Carte postâne

Son Excellence Abdelaziz Bouteflika, le président de la République algérienne démocratique et populaire, reçoit le monde arabe pour un sommet à la gloire de notre génie multiséculaire.
Qui mieux que Son Excellence pouvait fédérer, rassembler, unir en un seul geste ample, généreux et magnanime une nation arabe qui tourne le dos à la modernité, avec courage et certitude ? Qui mieux que l’illustre inventeur de la Concorde nationale algérienne pouvait insuffler, avec vigueur et promptitude, dans les bronches de notre corps chétif l’air frais de l’entente, de l’intelligence et de la paix éternelle ?
L’Histoire contemporaine et immédiate saura, autant que l’Histoire des temps anciens et à venir, reconnaître à Sa Seigneurie l’effort incommensurable qu’il déploie, dans sa grande mansuétude, pour fusionner d’amour les cœurs meurtris, dissoudre dans la vertu les âmes égarées, agglomérer les passions éparses et agglutiner les désirs volages en un plaisir collectif et fécond.

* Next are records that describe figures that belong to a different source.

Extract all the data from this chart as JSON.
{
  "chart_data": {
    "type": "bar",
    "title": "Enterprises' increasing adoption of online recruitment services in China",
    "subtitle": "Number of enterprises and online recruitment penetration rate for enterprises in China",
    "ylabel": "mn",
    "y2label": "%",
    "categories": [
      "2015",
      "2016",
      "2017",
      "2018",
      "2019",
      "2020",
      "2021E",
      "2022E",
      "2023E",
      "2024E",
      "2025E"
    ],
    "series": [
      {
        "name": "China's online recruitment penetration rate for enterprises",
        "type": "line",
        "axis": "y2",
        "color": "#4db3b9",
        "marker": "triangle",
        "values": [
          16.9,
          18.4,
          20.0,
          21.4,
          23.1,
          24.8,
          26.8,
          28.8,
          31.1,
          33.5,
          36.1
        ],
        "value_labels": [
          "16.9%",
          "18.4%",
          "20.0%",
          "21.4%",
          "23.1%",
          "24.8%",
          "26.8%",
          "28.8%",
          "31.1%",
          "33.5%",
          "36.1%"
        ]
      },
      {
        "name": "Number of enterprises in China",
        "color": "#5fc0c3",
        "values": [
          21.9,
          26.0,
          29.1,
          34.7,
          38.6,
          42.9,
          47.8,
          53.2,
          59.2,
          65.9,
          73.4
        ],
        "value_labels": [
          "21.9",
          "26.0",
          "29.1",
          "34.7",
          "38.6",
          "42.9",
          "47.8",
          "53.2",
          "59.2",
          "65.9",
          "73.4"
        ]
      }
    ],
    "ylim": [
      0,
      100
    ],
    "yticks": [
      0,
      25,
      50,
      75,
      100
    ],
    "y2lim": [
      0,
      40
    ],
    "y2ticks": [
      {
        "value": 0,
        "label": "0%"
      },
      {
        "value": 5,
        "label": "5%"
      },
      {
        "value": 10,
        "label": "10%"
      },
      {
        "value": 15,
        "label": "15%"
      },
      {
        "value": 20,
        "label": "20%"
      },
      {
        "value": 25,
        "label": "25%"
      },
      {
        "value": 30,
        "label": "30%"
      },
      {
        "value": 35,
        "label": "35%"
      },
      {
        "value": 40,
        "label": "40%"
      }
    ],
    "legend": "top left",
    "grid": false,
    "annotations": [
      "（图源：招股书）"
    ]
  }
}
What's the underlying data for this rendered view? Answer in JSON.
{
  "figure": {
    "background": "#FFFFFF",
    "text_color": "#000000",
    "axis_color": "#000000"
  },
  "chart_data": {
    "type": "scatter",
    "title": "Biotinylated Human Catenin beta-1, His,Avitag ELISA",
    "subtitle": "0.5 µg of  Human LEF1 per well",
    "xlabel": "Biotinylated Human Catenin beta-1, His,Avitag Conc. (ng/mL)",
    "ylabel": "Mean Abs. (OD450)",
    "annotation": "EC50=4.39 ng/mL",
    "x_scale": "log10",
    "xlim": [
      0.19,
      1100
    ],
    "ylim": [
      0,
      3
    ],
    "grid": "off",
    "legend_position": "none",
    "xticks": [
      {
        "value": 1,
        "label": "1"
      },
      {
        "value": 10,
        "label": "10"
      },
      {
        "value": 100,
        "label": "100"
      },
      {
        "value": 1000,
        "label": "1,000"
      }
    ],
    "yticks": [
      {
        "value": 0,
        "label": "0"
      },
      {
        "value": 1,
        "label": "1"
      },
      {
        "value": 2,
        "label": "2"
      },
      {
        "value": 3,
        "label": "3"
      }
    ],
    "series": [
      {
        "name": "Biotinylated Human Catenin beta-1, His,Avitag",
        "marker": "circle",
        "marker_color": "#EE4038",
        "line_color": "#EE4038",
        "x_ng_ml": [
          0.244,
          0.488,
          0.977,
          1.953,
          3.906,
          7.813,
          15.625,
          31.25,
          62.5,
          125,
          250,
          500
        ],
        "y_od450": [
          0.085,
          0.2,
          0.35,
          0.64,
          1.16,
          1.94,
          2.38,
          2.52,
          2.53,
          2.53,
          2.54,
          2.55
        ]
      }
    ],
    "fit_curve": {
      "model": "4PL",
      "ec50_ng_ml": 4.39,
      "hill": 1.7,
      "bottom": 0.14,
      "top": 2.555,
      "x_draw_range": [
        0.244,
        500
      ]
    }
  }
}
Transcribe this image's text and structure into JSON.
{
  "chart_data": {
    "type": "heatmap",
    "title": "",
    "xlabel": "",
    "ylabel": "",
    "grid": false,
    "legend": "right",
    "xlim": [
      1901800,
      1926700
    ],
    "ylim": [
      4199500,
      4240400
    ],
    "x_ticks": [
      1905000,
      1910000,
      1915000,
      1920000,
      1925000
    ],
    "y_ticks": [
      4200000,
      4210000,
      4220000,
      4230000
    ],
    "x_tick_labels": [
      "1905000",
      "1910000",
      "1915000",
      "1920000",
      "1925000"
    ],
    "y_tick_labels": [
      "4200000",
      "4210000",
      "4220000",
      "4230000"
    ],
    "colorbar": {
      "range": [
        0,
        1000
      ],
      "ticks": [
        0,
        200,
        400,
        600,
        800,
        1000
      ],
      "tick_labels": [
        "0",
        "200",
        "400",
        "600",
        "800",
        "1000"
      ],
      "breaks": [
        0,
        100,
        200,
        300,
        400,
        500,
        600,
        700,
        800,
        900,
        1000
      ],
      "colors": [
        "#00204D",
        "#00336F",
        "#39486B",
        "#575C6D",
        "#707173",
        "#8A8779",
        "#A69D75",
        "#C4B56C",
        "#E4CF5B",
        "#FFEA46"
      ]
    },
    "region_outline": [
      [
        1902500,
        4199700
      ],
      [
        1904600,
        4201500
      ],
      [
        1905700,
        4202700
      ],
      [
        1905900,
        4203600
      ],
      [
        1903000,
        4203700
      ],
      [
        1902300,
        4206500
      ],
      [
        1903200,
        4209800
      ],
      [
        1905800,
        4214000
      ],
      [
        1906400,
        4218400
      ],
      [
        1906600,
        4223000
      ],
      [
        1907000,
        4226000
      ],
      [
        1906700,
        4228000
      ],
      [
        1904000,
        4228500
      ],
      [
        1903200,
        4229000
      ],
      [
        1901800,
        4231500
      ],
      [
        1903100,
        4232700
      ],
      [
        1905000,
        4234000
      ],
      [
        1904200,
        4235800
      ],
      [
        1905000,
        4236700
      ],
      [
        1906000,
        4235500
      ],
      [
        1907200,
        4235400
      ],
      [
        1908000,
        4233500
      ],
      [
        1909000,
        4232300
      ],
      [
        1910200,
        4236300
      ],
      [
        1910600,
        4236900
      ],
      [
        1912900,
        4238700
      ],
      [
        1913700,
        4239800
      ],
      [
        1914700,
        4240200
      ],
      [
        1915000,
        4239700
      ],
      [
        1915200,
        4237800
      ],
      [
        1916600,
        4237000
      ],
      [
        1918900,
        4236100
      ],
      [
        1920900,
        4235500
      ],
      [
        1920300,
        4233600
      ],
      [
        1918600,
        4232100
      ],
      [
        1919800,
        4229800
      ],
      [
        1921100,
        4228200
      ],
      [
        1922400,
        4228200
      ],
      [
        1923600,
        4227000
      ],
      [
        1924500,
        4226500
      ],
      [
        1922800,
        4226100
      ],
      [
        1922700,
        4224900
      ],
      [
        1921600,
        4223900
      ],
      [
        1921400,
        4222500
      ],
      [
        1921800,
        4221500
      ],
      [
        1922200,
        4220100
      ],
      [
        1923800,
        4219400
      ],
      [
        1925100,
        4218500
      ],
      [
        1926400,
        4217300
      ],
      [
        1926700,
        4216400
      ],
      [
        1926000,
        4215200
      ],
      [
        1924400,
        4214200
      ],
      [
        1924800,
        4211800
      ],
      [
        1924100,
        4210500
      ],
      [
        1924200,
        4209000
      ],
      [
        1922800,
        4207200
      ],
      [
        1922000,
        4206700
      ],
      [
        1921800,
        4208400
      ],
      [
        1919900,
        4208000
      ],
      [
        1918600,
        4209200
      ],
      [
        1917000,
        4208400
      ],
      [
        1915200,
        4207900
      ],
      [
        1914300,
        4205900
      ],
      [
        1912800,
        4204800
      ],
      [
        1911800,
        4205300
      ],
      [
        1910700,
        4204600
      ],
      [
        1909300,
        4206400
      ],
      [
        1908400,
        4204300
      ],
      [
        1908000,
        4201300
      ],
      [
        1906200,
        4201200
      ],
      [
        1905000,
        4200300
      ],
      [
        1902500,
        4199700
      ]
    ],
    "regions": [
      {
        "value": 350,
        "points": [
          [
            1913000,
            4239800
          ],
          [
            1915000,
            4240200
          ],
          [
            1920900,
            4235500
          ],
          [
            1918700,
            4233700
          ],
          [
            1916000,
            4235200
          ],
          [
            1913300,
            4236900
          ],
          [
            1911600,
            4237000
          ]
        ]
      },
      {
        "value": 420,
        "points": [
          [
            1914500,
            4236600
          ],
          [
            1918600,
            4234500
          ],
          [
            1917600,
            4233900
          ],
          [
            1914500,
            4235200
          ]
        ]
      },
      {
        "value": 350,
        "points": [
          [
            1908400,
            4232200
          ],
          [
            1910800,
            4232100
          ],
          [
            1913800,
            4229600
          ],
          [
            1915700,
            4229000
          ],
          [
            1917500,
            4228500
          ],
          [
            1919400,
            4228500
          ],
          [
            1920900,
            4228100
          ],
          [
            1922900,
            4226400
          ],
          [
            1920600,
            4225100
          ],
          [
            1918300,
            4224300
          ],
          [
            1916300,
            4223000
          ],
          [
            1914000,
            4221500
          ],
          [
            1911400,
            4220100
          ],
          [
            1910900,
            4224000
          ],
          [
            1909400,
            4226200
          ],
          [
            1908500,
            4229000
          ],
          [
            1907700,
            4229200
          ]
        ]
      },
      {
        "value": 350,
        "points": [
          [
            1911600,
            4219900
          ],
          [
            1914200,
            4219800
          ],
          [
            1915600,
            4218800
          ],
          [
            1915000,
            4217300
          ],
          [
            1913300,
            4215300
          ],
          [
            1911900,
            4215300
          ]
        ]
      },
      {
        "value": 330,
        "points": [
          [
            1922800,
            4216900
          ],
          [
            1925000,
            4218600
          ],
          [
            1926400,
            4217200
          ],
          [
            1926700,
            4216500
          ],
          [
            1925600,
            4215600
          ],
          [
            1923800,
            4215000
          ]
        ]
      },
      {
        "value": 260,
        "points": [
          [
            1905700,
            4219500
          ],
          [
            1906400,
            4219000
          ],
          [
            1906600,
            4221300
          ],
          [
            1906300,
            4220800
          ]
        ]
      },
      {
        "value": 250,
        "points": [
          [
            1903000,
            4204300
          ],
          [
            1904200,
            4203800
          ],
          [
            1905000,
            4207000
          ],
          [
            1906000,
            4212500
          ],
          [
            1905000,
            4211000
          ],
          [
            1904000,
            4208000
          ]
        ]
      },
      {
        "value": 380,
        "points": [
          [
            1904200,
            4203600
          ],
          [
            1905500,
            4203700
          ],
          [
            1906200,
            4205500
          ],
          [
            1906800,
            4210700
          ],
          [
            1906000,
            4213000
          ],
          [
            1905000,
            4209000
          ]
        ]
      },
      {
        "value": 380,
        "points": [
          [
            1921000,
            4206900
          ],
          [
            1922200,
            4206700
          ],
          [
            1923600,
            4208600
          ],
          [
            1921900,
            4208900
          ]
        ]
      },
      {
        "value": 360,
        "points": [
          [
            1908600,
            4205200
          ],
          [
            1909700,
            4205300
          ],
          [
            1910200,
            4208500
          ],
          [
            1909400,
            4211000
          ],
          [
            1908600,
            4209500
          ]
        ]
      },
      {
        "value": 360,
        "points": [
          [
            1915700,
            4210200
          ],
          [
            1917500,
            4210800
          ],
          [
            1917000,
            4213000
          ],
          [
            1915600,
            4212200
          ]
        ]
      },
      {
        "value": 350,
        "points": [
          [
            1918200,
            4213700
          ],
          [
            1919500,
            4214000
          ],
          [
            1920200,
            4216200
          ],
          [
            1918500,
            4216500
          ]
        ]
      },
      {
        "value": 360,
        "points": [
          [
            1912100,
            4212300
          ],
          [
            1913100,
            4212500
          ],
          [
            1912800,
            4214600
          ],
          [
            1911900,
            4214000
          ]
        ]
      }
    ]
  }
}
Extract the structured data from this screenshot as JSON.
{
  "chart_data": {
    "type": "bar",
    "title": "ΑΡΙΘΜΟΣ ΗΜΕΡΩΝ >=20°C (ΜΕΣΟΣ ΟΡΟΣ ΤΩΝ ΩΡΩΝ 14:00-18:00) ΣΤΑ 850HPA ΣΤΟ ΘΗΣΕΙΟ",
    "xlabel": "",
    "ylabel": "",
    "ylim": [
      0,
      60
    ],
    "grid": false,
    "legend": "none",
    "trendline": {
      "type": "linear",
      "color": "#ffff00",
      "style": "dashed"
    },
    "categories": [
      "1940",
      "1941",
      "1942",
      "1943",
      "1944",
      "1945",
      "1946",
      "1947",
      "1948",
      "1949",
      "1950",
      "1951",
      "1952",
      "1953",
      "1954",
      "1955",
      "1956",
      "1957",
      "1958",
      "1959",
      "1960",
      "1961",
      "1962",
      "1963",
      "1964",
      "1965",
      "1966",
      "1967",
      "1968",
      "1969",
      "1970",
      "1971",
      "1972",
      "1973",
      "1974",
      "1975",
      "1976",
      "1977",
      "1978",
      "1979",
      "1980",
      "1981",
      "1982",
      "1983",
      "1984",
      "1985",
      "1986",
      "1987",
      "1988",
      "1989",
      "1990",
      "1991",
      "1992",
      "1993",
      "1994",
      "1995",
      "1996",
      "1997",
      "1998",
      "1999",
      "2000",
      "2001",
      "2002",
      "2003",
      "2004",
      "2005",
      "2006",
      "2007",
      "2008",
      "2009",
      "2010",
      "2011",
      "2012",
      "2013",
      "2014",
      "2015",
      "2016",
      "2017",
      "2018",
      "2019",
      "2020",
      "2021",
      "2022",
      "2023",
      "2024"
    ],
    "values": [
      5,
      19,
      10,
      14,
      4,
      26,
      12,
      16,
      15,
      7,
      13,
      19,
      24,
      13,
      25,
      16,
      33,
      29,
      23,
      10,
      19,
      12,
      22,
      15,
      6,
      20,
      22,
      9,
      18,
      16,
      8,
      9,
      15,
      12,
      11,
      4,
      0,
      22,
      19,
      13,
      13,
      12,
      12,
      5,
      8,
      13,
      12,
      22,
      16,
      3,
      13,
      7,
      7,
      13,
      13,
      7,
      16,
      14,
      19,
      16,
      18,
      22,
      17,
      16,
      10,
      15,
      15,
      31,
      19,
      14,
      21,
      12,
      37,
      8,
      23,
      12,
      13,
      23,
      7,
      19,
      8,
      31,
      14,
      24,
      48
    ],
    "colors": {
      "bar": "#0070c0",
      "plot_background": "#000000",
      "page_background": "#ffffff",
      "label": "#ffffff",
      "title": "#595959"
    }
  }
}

Gloire, donc, à Sa Haute Altitude, à Sa Sérénissime Sérénité, à Sa Magnificence, et à sa Porte sublime. Sidi Abdelaziz Bouteflika, le Saint des saints au moussem universel, le rebouteux de la pensée défaillante, le cautère de nos fractures ouvertes, le soutien de nos gorges serrées, le don fabuleux fait par le Très-Haut à notre destin commun.
Sidi Abdelaziz Bouteflika, guéris-nous, exorcise nos peurs, chasse nos démons, étanche nos soifs et habite nos esprits par tes vertus innombrables et incalculables. Vous qui êtes au sommet de tout, hissez notre Sommet arabe à la hauteur  de vos ambitions personnelles pour nous.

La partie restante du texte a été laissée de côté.